Retail Data Warehouse Choice
By David Dorf on Nov 14, 2008
Anybody can be a retailer, but only a select few can be profitable retailers. What separates the two groups is usually the quality of business decisions made. Some are lucky enough to make the right decisions based on gut and experience, but most rely on analyzing data, such as sales figures, product mix, velocity, price elasticity, promotional uplift, market basket analysis, etc. To turn data into information, retailers need reliable business intelligence. This is then dissected into two parts: asking the right questions and having the right data easily accessible. This post is focused on the second part, and specifically the data warehouse.
The design approach of an enterprise data warehouse (EDW) usually falls into two camps. The Inmon paradigm states that the data warehouse holds all historical information, typically in third-normal form (3NF).

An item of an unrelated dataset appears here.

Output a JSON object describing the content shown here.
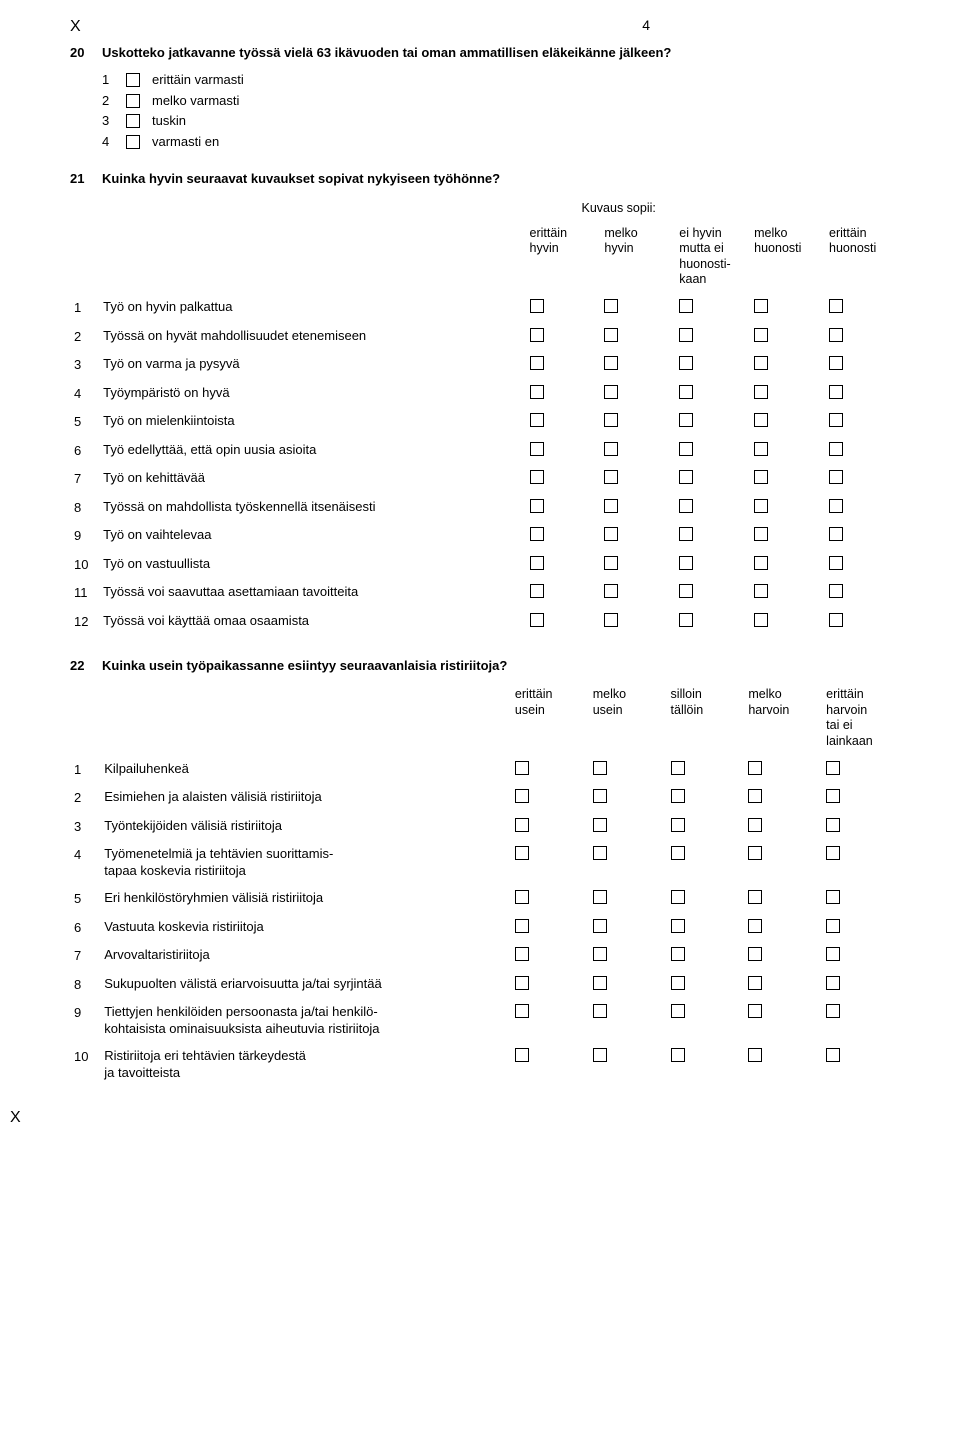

Data marts source their information from the data warehouse but store the aggregates in stars. Although slow, its possible to query against the 3NF when an appropriate star is not available. Since its a big task to get the data warehouse in place before the marts can be created, this is considered a top-down approach. But once its in place, is fairly easy to add new stars to access new queries.
The Kimball crowd prefers to define their requirements, then build stars to house all the transactional data as roll-ups and aggregates. This, of course, is based on the premise that retailers are able to proactively and accurately articulate their BI requirements, which will be true for core requirements but false for less obvious, emerging requirements. Since its possible to create lots of independent marts not dependent on a central data warehouse, it is considered a bottom-up approach. As each mart is completed, the business has access to that information. But adding new marts impacts the ETL all the way back the source systems, so that can be time-consuming.
Since its roots are pure technology, Oracle never really had to side with either camp. It just kept adding more and more functionality to the database that benefited both approaches. But now that Oracle is in the applications business, and especially in the industry applications business, many examples of both approaches are found in its products.
So, which approach is best for the retail industry, and if you could buy one off the shelf, where would you place your bet?